Infection: Respiratory conditions Flashcards
What drug is licensed for administration by inhalation for the treatment of severe bronchiolitis caused by the respiratory syncytial virus (RSV) in infants?
Ribavirin - however, there is no evidence that ribavarin produces clinically relevant benefit in RSV
What is a monoclonal antibody licensed for preventing serious lower respiratory-tract disease caused by respiratory syncytial virus in children at high risk of the disease; it should be prescribed under specialist supervision and on the basis of the likelihood of hospitalisation?
Palivizumab is a monoclonal antibody licensed for preventing serious lower respiratory-tract disease caused by respiratory syncytial virus in children at high risk of the disease; it should be prescribed under specialist supervision and on the basis of the likelihood of hospitalisation
What is Palivizumab used for?
Palivizumab is a monoclonal antibody licensed for preventing serious lower respiratory-tract disease caused by respiratory syncytial virus in children at high risk of the disease; it should be prescribed under specialist supervision and on the basis of the likelihood of hospitalisation
For TB, how many drugs are used in combination for the initial phase of treatment?
What are they?
Four: Rifampicin (red-orange urine) Ethambutol Pyrazinamide Isoniazid (enzyme inhibitor, peripheral neuropathy hence addition of pyridoxine Vitamin B6)

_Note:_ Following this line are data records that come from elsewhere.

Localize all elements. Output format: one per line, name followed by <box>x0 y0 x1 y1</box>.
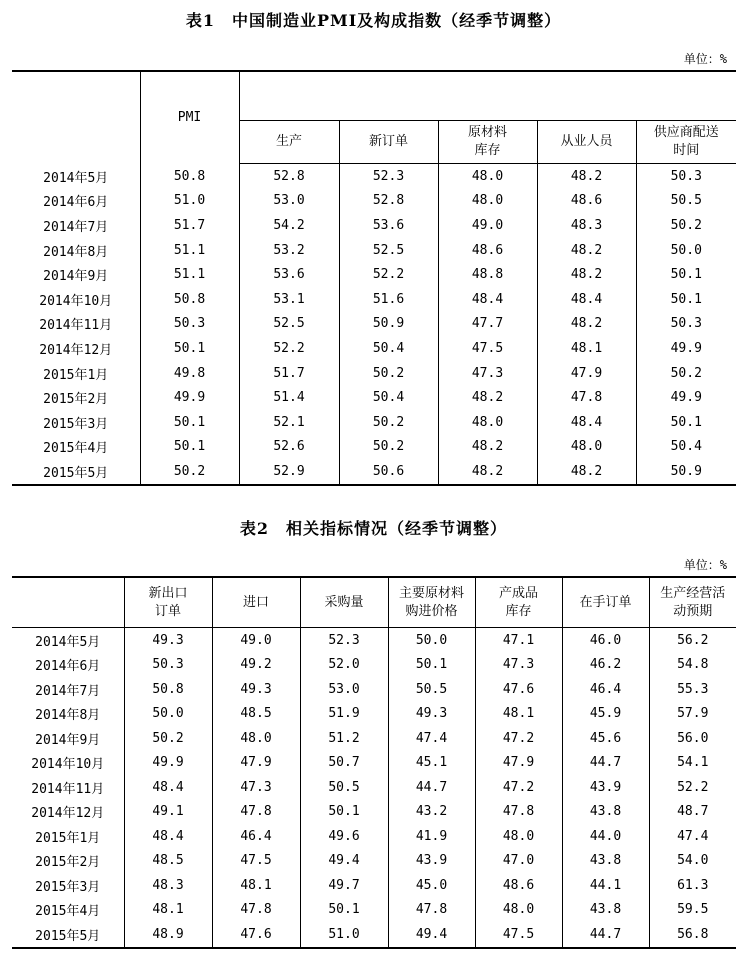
table-row <box>12 775 736 800</box>
cell-value: 50.1 <box>636 262 736 287</box>
cell-value: 48.0 <box>438 410 537 435</box>
cell-value: 50.8 <box>140 287 239 312</box>
table1-pmi <box>12 70 736 486</box>
row-month: 2014年9月 <box>12 262 140 287</box>
cell-value: 47.6 <box>212 922 300 948</box>
cell-value: 53.6 <box>339 213 438 238</box>
row-month: 2014年10月 <box>31 757 105 773</box>
cell-value: 50.2 <box>636 213 736 238</box>
table-row <box>12 922 736 948</box>
table-row <box>12 312 736 337</box>
table2-col-header: 进口 <box>212 577 300 628</box>
cell-value: 49.3 <box>212 677 300 702</box>
table2-header-row <box>12 577 736 628</box>
cell-value: 48.2 <box>537 238 636 263</box>
cell-value: 48.3 <box>537 213 636 238</box>
table2-col-header: 主要原材料 购进价格 <box>388 577 475 628</box>
cell-value: 48.6 <box>475 873 562 898</box>
table-row <box>12 189 736 214</box>
table2-corner <box>12 577 124 628</box>
table-row <box>12 849 736 874</box>
cell-value: 46.2 <box>562 653 649 678</box>
cell-value: 48.2 <box>537 262 636 287</box>
table-row <box>12 677 736 702</box>
row-month: 2014年8月 <box>12 238 140 263</box>
table1-col-header: 生产 <box>239 121 339 164</box>
cell-value: 48.1 <box>212 873 300 898</box>
cell-value: 49.4 <box>300 849 388 874</box>
cell-value: 47.0 <box>475 849 562 874</box>
table-row <box>12 800 736 825</box>
cell-value: 47.5 <box>438 336 537 361</box>
cell-value: 48.2 <box>438 435 537 460</box>
cell-value: 44.1 <box>562 873 649 898</box>
cell-value: 50.2 <box>140 459 239 485</box>
cell-value: 50.3 <box>636 312 736 337</box>
cell-value: 45.9 <box>562 702 649 727</box>
table-row <box>12 336 736 361</box>
cell-value: 50.2 <box>339 435 438 460</box>
cell-value: 50.1 <box>300 898 388 923</box>
cell-value: 47.5 <box>212 849 300 874</box>
cell-value: 48.0 <box>212 726 300 751</box>
cell-value: 43.2 <box>388 800 475 825</box>
cell-value: 52.3 <box>300 628 388 653</box>
cell-value: 48.0 <box>438 189 537 214</box>
row-month: 2014年9月 <box>35 732 101 748</box>
cell-value: 44.0 <box>562 824 649 849</box>
cell-value: 50.2 <box>339 361 438 386</box>
cell-value: 52.2 <box>649 775 736 800</box>
cell-value: 52.2 <box>239 336 339 361</box>
table-row <box>12 361 736 386</box>
cell-value: 46.0 <box>562 628 649 653</box>
row-month: 2015年2月 <box>35 855 101 871</box>
cell-value: 48.5 <box>124 849 212 874</box>
table-row <box>12 262 736 287</box>
cell-value: 41.9 <box>388 824 475 849</box>
cell-value: 49.9 <box>636 385 736 410</box>
row-month: 2014年6月 <box>12 189 140 214</box>
table2-col-header: 采购量 <box>300 577 388 628</box>
row-month: 2014年5月 <box>12 164 140 189</box>
cell-value: 50.1 <box>388 653 475 678</box>
cell-value: 52.5 <box>339 238 438 263</box>
cell-value: 49.3 <box>124 628 212 653</box>
cell-value: 52.8 <box>239 164 339 189</box>
cell-value: 45.1 <box>388 751 475 776</box>
table-row <box>12 238 736 263</box>
cell-value: 48.5 <box>212 702 300 727</box>
table2-col-header: 生产经营活 动预期 <box>649 577 736 628</box>
table-row <box>12 898 736 923</box>
cell-value: 53.0 <box>300 677 388 702</box>
cell-value: 50.2 <box>124 726 212 751</box>
cell-value: 47.5 <box>475 922 562 948</box>
cell-value: 50.2 <box>339 410 438 435</box>
cell-value: 48.1 <box>124 898 212 923</box>
cell-value: 56.0 <box>649 726 736 751</box>
table-row <box>12 385 736 410</box>
cell-value: 48.4 <box>124 824 212 849</box>
row-month: 2015年1月 <box>35 830 101 846</box>
cell-value: 56.8 <box>649 922 736 948</box>
cell-value: 48.8 <box>438 262 537 287</box>
cell-value: 50.5 <box>300 775 388 800</box>
table-row <box>12 751 736 776</box>
cell-value: 54.0 <box>649 849 736 874</box>
cell-value: 49.9 <box>636 336 736 361</box>
table-row <box>12 287 736 312</box>
cell-value: 49.1 <box>124 800 212 825</box>
cell-value: 49.9 <box>124 751 212 776</box>
cell-value: 47.1 <box>475 628 562 653</box>
cell-value: 50.4 <box>636 435 736 460</box>
cell-value: 45.0 <box>388 873 475 898</box>
table1-unit: 单位：% <box>683 52 727 66</box>
cell-value: 55.3 <box>649 677 736 702</box>
cell-value: 50.9 <box>636 459 736 485</box>
cell-value: 48.3 <box>124 873 212 898</box>
cell-value: 49.0 <box>212 628 300 653</box>
cell-value: 52.9 <box>239 459 339 485</box>
cell-value: 48.6 <box>438 238 537 263</box>
table2-related <box>12 576 736 949</box>
cell-value: 47.3 <box>438 361 537 386</box>
cell-value: 56.2 <box>649 628 736 653</box>
cell-value: 54.1 <box>649 751 736 776</box>
cell-value: 48.2 <box>537 164 636 189</box>
cell-value: 52.5 <box>239 312 339 337</box>
cell-value: 54.2 <box>239 213 339 238</box>
cell-value: 51.7 <box>239 361 339 386</box>
table-row <box>12 873 736 898</box>
cell-value: 53.2 <box>239 238 339 263</box>
cell-value: 50.3 <box>636 164 736 189</box>
cell-value: 50.4 <box>339 385 438 410</box>
cell-value: 50.2 <box>636 361 736 386</box>
table-row <box>12 435 736 460</box>
cell-value: 52.6 <box>239 435 339 460</box>
cell-value: 50.1 <box>636 410 736 435</box>
cell-value: 47.6 <box>475 677 562 702</box>
cell-value: 44.7 <box>562 751 649 776</box>
row-month: 2015年5月 <box>35 928 101 944</box>
cell-value: 51.1 <box>140 238 239 263</box>
cell-value: 45.6 <box>562 726 649 751</box>
cell-value: 47.9 <box>475 751 562 776</box>
cell-value: 49.6 <box>300 824 388 849</box>
table-row <box>12 702 736 727</box>
table1-title: 表1 中国制造业PMI及构成指数（经季节调整） <box>185 11 562 30</box>
cell-value: 50.5 <box>636 189 736 214</box>
cell-value: 47.9 <box>212 751 300 776</box>
table-row <box>12 726 736 751</box>
cell-value: 47.3 <box>212 775 300 800</box>
cell-value: 47.8 <box>212 898 300 923</box>
table-row <box>12 410 736 435</box>
table1-col-header: 供应商配送 时间 <box>636 121 736 164</box>
cell-value: 47.9 <box>537 361 636 386</box>
row-month: 2014年12月 <box>31 806 105 822</box>
row-month: 2014年12月 <box>12 336 140 361</box>
cell-value: 50.1 <box>636 287 736 312</box>
cell-value: 53.6 <box>239 262 339 287</box>
cell-value: 51.2 <box>300 726 388 751</box>
cell-value: 47.4 <box>649 824 736 849</box>
cell-value: 48.2 <box>438 459 537 485</box>
cell-value: 57.9 <box>649 702 736 727</box>
cell-value: 48.4 <box>438 287 537 312</box>
cell-value: 49.9 <box>140 385 239 410</box>
row-month: 2014年11月 <box>12 312 140 337</box>
table1-col-header: 从业人员 <box>537 121 636 164</box>
cell-value: 50.1 <box>140 410 239 435</box>
cell-value: 48.2 <box>537 312 636 337</box>
cell-value: 52.2 <box>339 262 438 287</box>
cell-value: 47.4 <box>388 726 475 751</box>
table2-title: 表2 相关指标情况（经季节调整） <box>239 519 508 538</box>
cell-value: 52.8 <box>339 189 438 214</box>
cell-value: 44.7 <box>562 922 649 948</box>
cell-value: 53.0 <box>239 189 339 214</box>
cell-value: 50.0 <box>124 702 212 727</box>
cell-value: 51.6 <box>339 287 438 312</box>
cell-value: 51.0 <box>140 189 239 214</box>
cell-value: 50.7 <box>300 751 388 776</box>
cell-value: 47.3 <box>475 653 562 678</box>
table-row <box>12 628 736 653</box>
table-row <box>12 164 736 189</box>
row-month: 2015年2月 <box>12 385 140 410</box>
cell-value: 48.9 <box>124 922 212 948</box>
row-month: 2015年1月 <box>12 361 140 386</box>
row-month: 2014年8月 <box>35 708 101 724</box>
row-month: 2014年5月 <box>35 634 101 650</box>
cell-value: 44.7 <box>388 775 475 800</box>
row-month: 2015年3月 <box>35 879 101 895</box>
cell-value: 50.9 <box>339 312 438 337</box>
cell-value: 48.4 <box>537 410 636 435</box>
cell-value: 48.0 <box>475 898 562 923</box>
cell-value: 47.8 <box>537 385 636 410</box>
cell-value: 49.4 <box>388 922 475 948</box>
cell-value: 50.3 <box>140 312 239 337</box>
table-row <box>12 653 736 678</box>
cell-value: 50.1 <box>140 435 239 460</box>
cell-value: 53.1 <box>239 287 339 312</box>
cell-value: 50.8 <box>124 677 212 702</box>
cell-value: 49.2 <box>212 653 300 678</box>
cell-value: 48.2 <box>537 459 636 485</box>
cell-value: 48.1 <box>537 336 636 361</box>
table-row <box>12 459 736 485</box>
table2-col-header: 产成品 库存 <box>475 577 562 628</box>
cell-value: 50.8 <box>140 164 239 189</box>
cell-value: 50.0 <box>388 628 475 653</box>
cell-value: 54.8 <box>649 653 736 678</box>
cell-value: 51.1 <box>140 262 239 287</box>
row-month: 2015年4月 <box>35 904 101 920</box>
cell-value: 59.5 <box>649 898 736 923</box>
cell-value: 50.0 <box>636 238 736 263</box>
cell-value: 50.4 <box>339 336 438 361</box>
cell-value: 46.4 <box>212 824 300 849</box>
cell-value: 47.8 <box>475 800 562 825</box>
table1-header-spacer <box>239 71 736 121</box>
row-month: 2015年5月 <box>12 459 140 485</box>
cell-value: 43.8 <box>562 898 649 923</box>
cell-value: 48.4 <box>537 287 636 312</box>
cell-value: 50.1 <box>300 800 388 825</box>
table1-pmi-header: PMI <box>140 71 239 164</box>
cell-value: 52.0 <box>300 653 388 678</box>
cell-value: 49.0 <box>438 213 537 238</box>
row-month: 2015年3月 <box>12 410 140 435</box>
table1-col-header: 新订单 <box>339 121 438 164</box>
row-month: 2014年6月 <box>35 659 101 675</box>
cell-value: 47.7 <box>438 312 537 337</box>
cell-value: 43.8 <box>562 849 649 874</box>
cell-value: 47.8 <box>212 800 300 825</box>
cell-value: 49.3 <box>388 702 475 727</box>
cell-value: 61.3 <box>649 873 736 898</box>
cell-value: 51.7 <box>140 213 239 238</box>
cell-value: 48.1 <box>475 702 562 727</box>
cell-value: 48.0 <box>475 824 562 849</box>
cell-value: 51.0 <box>300 922 388 948</box>
cell-value: 48.7 <box>649 800 736 825</box>
cell-value: 49.8 <box>140 361 239 386</box>
cell-value: 50.6 <box>339 459 438 485</box>
cell-value: 51.4 <box>239 385 339 410</box>
cell-value: 43.9 <box>562 775 649 800</box>
cell-value: 52.1 <box>239 410 339 435</box>
cell-value: 48.2 <box>438 385 537 410</box>
cell-value: 47.2 <box>475 726 562 751</box>
row-month: 2014年11月 <box>31 781 105 797</box>
cell-value: 43.9 <box>388 849 475 874</box>
cell-value: 46.4 <box>562 677 649 702</box>
cell-value: 50.5 <box>388 677 475 702</box>
cell-value: 48.0 <box>438 164 537 189</box>
table-row <box>12 213 736 238</box>
row-month: 2014年7月 <box>35 683 101 699</box>
row-month: 2014年10月 <box>12 287 140 312</box>
cell-value: 51.9 <box>300 702 388 727</box>
table1-corner <box>12 71 140 164</box>
cell-value: 47.8 <box>388 898 475 923</box>
table1-col-header: 原材料 库存 <box>438 121 537 164</box>
table-row <box>12 824 736 849</box>
cell-value: 48.6 <box>537 189 636 214</box>
cell-value: 50.3 <box>124 653 212 678</box>
cell-value: 43.8 <box>562 800 649 825</box>
cell-value: 49.7 <box>300 873 388 898</box>
table2-unit: 单位：% <box>683 558 727 572</box>
cell-value: 50.1 <box>140 336 239 361</box>
cell-value: 48.0 <box>537 435 636 460</box>
row-month: 2014年7月 <box>12 213 140 238</box>
cell-value: 48.4 <box>124 775 212 800</box>
cell-value: 52.3 <box>339 164 438 189</box>
table2-col-header: 在手订单 <box>562 577 649 628</box>
cell-value: 47.2 <box>475 775 562 800</box>
table2-col-header: 新出口 订单 <box>124 577 212 628</box>
row-month: 2015年4月 <box>12 435 140 460</box>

What drug can be used in the initial phase of TB treatment if resistance to isoniazid has been established prior to therapy?
The macrolide streptomycin.
Following the initial phase of TB treatment with four drugs, the continuation phase begins with treatment using what two drugs for what period of time?
Rifampicin
Isoniazid (with pyridoxine)
For a further FOUR months
For TB in pregnancy and breastfeeding, the standard unsupervised six month treatment regimen can be used with what exception?
NOT streptomycin during pregnancy if isoniazid resistance is present.
How does the treatment of CNS TB differ from pulmonary TB? (2)
Same duration of initial phase: 2 months.
- 10 month duration of continuation phase.
- Initial high dose of dexamethasone or prednisolone should be started at same time as TB therapy and then slowly withdrawn over 4-8 weeks.
How does the treatment of pericardial TB differ from pulmonary TB?
An initial high dose of oral prednisolone should be offered to patients with active pericardial tuberculosis at the same time as initiation of antituberculosis therapy; it should then be slowly withdrawn over 2–3 weeks.
Anyone under what age who is a close contact (prolonged, frequent or intense contact, e.g. household contacts or partners) of a person with pulmonary or laryngeal tuberculosis should be tested for latent tuberculosis?
65
What does chemoprophylaxis for latent TB consist of?
- Isoniazid (with pyridoxine) alone for SIX months (if interactions with rifampicin are a concern)
OR
- Rifampicin and isoniazid (with pyridoxine) for THREE months (when hepatotoxicity is a concern)
During the first two months of treatment with rifampicin (for TB) what can occur?
Transient disturbance of liver function with elevated serum transaminases is common but generally does not require interruption of treatment. Occasionally more serious liver toxicity requires a change of treatment particularly in those with pre-existing liver disease.
When can ethambutol be omitted from TB treatment?
Ethambutol hydrochloride is included in a treatment regimen if isoniazid resistance is suspected; it can be omitted if the risk of resistance is low.
How is TB treatment modified if there is resistance to isoniazid?
Initial two months the same just minus isoniazid.
Continuation phase: rifampacin and ethambutol for SEVEN months (up ten if extensive disease)
How is TB treatment modified if there is resistance to pyrazinamide?
Initial two months the same just minus pyrazinamide.
Continuation phase: Rifampicin and isoniazid (w/ pyridoxine) for SEVEN months.